The deal was no magic bullet. Clark still had to keep her day job, and her songwriting sensibilities — influenced by the Patsy Cline, Merle Haggard and Loretta Lynn records her parents used to play — weren’t quite in line with the exaggerated pop focus of modern Music Row.
“People I saw who were successful had different priorities than me,” she says. “My priority has always been to write great songs. I’d love to write somebody’s ‘Crazy.’”
She almost gave up. “I wrote for years and years,” she says. “I started to think maybe as an artist it’s not gonna happen for me.”
But in the meantime, she wrote or co-wrote some of the best songs of the modern country era. Songs like “Mama’s Broken Heart,” which Clark co-wrote with frequent collaborator Shane McAnally (with whom she co-composed Moonshine: That Hee-Haw Musical, which debuted at the Dallas Theater Center in 2015) and Musgraves, which became a hit for Miranda Lambert; Reba McEntire’s “The Day She Got Divorced” and Wade Bowen’s “Songs About Trucks.” Clark and Musgraves also collaborated on Musgraves’ “Follow Your Arrow,” an open-minded, open-hearted tune that cemented Musgraves in the vanguard of country, alongside the likes of Sturgill Simpson and Chris Stapleton.
Clark wrote her first album, a stunner called 12 Stories, but nobody would pick it up. Finally, Jim Burnett of Slate Creek Records (based in Frisco) signed her. “About the time I had given up, that opportunity presented itself,” Clark says. “It’s amazing how fast I was right back in it.
The highlight of 12 Stories is “Stripes,” a saucy, hair-tossing foot-stomper in which a pissed-off woman debates revenge on her cheating partner. I hate stripes and orange ain’t my color / And if I squeeze that trigger tonight / I’ll be wearin’ one or the other, she sings. The song is quintessential Clark — heartache with a twist, a smart look at the harder edges of life.
“I think historically, country has been truth-telling music,” she says. “It’s the adult format about real truths. When you hear the greats like Merle and Dolly, the great singer-songwriters, you hear that.”

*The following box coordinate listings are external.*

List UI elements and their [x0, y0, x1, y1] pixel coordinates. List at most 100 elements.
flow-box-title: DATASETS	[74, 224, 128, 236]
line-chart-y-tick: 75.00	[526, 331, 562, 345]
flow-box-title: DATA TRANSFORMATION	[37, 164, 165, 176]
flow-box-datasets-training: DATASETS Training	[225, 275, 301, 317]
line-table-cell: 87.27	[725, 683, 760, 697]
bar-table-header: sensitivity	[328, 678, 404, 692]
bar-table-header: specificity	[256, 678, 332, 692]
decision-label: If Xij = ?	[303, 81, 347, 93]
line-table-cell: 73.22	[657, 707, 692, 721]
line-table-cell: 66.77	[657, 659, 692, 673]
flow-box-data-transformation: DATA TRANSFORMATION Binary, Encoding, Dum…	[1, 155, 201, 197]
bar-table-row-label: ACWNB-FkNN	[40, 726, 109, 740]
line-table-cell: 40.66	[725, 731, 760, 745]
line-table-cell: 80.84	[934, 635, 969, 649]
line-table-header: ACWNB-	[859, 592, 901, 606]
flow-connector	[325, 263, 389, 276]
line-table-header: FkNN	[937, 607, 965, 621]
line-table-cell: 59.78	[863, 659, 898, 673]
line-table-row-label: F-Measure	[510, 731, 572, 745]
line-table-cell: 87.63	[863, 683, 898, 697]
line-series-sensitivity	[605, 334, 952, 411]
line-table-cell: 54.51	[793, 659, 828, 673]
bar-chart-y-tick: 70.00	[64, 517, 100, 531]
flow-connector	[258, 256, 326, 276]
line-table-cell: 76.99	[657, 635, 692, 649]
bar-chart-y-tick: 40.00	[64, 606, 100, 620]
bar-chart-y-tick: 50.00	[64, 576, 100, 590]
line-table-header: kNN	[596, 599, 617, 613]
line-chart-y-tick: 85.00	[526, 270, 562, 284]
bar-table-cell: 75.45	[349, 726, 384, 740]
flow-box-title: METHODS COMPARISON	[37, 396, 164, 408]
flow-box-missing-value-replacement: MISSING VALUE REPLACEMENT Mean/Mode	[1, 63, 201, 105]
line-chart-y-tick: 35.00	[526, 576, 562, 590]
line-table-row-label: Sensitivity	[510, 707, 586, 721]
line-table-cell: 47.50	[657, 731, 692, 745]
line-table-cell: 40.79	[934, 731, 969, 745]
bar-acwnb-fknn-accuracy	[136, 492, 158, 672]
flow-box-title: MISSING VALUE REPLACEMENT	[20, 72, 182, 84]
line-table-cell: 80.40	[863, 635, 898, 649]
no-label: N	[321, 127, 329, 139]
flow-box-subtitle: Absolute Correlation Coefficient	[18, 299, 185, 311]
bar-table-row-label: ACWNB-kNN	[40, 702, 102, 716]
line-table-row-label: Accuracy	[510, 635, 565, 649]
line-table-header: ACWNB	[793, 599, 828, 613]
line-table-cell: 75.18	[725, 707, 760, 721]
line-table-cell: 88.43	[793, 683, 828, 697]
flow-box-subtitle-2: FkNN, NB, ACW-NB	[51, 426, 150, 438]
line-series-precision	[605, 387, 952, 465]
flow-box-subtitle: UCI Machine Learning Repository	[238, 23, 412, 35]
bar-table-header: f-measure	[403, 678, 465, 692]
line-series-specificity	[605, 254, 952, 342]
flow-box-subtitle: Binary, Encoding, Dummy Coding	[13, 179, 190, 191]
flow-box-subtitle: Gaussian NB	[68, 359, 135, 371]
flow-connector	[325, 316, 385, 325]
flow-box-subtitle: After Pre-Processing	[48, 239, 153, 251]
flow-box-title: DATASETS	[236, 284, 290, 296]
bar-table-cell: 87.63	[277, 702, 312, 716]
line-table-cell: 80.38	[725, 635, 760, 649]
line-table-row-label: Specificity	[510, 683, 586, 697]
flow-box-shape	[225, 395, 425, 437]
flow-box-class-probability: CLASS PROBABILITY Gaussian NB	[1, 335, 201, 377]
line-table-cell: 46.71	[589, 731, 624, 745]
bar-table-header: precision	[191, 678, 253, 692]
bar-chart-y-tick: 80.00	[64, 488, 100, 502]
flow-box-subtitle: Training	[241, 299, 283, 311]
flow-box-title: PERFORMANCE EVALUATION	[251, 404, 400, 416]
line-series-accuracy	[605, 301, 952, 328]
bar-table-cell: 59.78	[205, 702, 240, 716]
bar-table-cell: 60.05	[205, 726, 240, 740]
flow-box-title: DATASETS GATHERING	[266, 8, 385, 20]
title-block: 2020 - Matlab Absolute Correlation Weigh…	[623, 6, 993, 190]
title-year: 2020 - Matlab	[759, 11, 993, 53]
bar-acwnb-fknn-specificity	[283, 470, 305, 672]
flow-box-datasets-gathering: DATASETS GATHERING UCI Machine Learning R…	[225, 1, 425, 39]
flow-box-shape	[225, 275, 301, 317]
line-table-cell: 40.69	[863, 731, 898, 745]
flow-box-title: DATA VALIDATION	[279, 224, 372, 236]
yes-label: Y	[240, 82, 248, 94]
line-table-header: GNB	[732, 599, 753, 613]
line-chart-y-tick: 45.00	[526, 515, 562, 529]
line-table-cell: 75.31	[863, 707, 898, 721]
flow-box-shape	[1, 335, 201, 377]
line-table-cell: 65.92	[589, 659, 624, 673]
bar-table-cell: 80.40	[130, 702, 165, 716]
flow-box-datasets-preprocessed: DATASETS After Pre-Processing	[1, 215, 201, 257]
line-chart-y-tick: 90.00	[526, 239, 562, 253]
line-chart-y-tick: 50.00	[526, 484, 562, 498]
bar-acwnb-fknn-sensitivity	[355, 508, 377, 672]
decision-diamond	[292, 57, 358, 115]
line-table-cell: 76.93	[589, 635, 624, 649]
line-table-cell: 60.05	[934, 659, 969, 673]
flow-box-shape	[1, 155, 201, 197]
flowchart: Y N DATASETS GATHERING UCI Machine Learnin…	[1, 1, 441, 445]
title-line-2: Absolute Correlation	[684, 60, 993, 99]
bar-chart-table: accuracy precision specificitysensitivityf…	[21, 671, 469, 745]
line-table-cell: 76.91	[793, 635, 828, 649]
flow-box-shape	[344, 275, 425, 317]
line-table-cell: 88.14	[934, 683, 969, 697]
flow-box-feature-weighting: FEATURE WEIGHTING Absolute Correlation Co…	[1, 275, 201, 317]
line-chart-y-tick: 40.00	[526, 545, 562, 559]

12 Stories was nominated for several Grammys and CMA awards, clearing the path for Clark’s follow-up, Big Day in a Small Town — an album that follows the stories of small-town characters like the hairdresser, the football hero, the homecoming queen. Full of cocky rockers, Big Day takes on the country tropes of disappointment, heartache and big dreams in a little place, all with a refreshingly defiant backbeat. Clark’s small-town sadness often comes out as bad-assedness. If you want the girl next door, she sings, go next door.
Even the requisite C&W pain comes with phrases that turn on a dime. Since you’ve gone to Heaven / The whole world’s gone to hell she sings in “Since You’ve Gone to Heaven,” a song about a woman whose husband just died.
“I loved heartbreak songs long before I even had my heart broken,” Clark explains. “You know, like Patsy Cline — she had such an ache in her voice that most people have somewhere in their heart that they don’t get to express.”
Also nominated for a couple of Grammys, Big Day stands as a rarity in the pantheon of sophomore efforts. It’s smarter, sharper and sassier than its predecessor — which itself was darn good — and also marks a new level in sophisticated songwriting.
That’s not to say that kind of cerebral approach will be worth a whit at the Fort Worth show. When asked what fans can expect when she takes the stage, Clark has a simple answer. “Country music. The one thing you’re gonna take away is it’s a really good time.”
It’s pretty much the only answer she needs.
— Jonanna Widner
This article appeared in the Dallas Voice print edition April 28, 2017.